Commissioner Lewis mentioned that the alignment of PCPID and ADD has been an important effort to work within the vision that the President and the Secretary have laid out as it relates to the Community Living Initiative. She stated that the purpose of Developmental Disabilities Act is “to assure that individuals with developmental disabilities and their families participate in the design of and have access to needed community services, individualized supports, and other forms of assistance that promote self-determination , independence productivity, and integration and inclusion in all facets of community live.” The Commissioner observed that this is consistent with the Committee’s charge, through the Executive Order, that directs the Committee to “promote the full participation of people with intellectual disabilities in their communities.” The bottom-line is that the message has been clear from individuals with intellectual and developmental disabilities and their family members; they want the opportunity to live in the community.
Commissioner Lewis acknowledged the following five goals:
- Ensuring the rights of individuals with developmental disabilities are protected and preventing the abuse, neglect, and exploitation of such individuals
- Empowering individuals with developmental disabilities and their families to be able to easily access home- and community-based services and supports that are self-directed and ensure opportunity for full community participation
- Promoting employment first, as a key strategy for individuals with developmental disabilities to be contributing, productive, integrated members of society
- Supporting the advocacy efforts of individuals with developmental disabilities throughout the developmental disabilities network
- Establishing and maintaining the effective and responsive management of responsibilities under the DD Act
The Commissioner emphasized that the priority of the Committee will be getting the Annual Report to the President completed over the course of the next six months.
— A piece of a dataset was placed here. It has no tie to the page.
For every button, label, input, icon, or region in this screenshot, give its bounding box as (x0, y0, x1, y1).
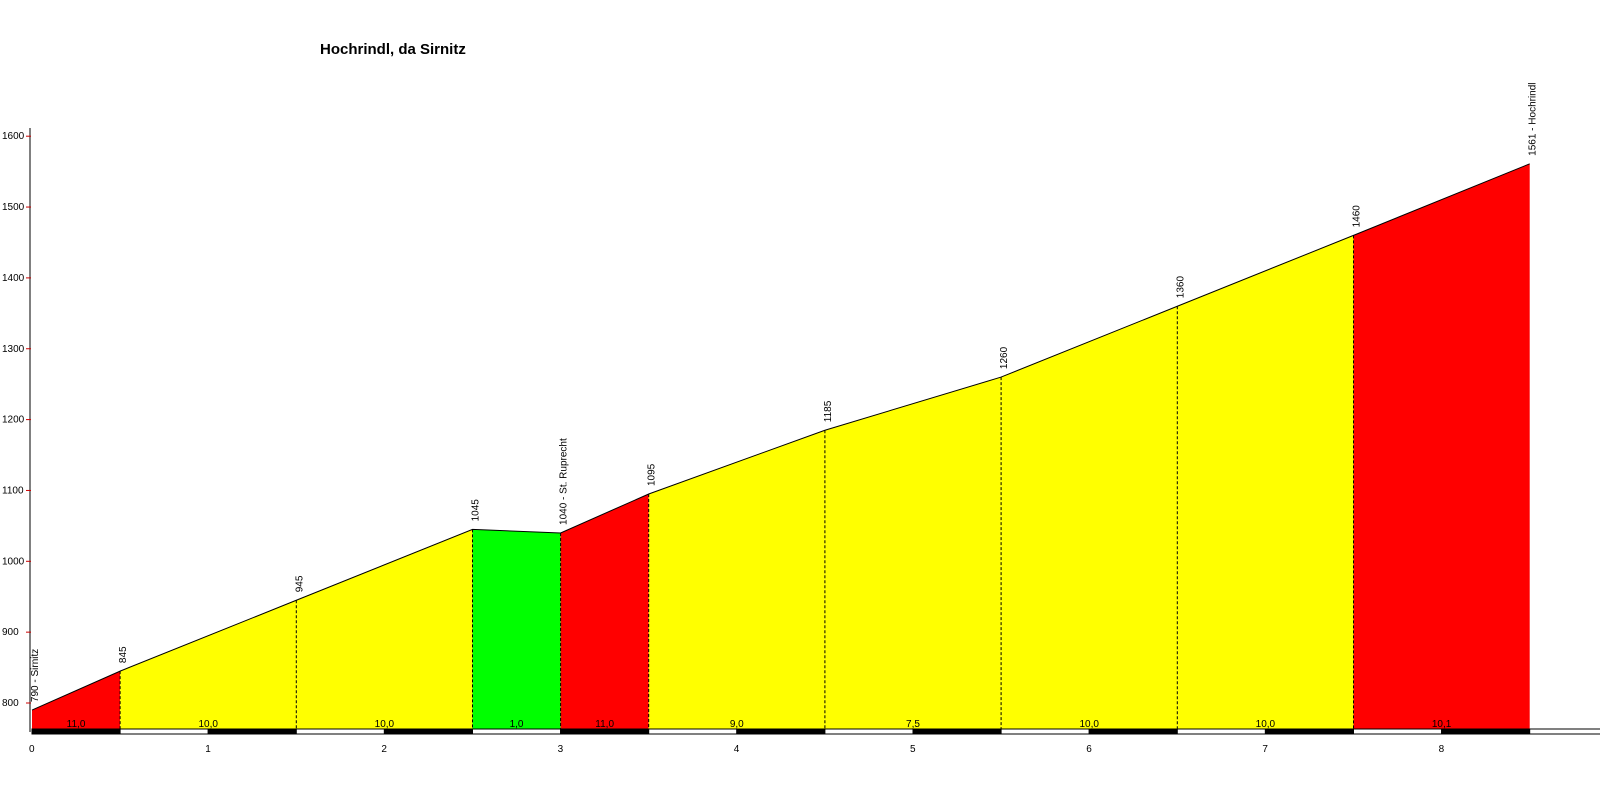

She pointed out that the structure and the content of the report needs to be driven by all the Committee members. In response to the question, “who will pay for the report,” Commissioner Lewis responded, “It depends on how you want to define paying for the report. We have a limited budget for the operations of the Committee of about $43,000 for the year, that includes all of your travel and everything related to operating the committee outside of staff time.”
Mid-afternoon of Day One, new Committee appointee, Liz Weintraub, arrived for the meeting and was sworn-in by Commissioner Lewis.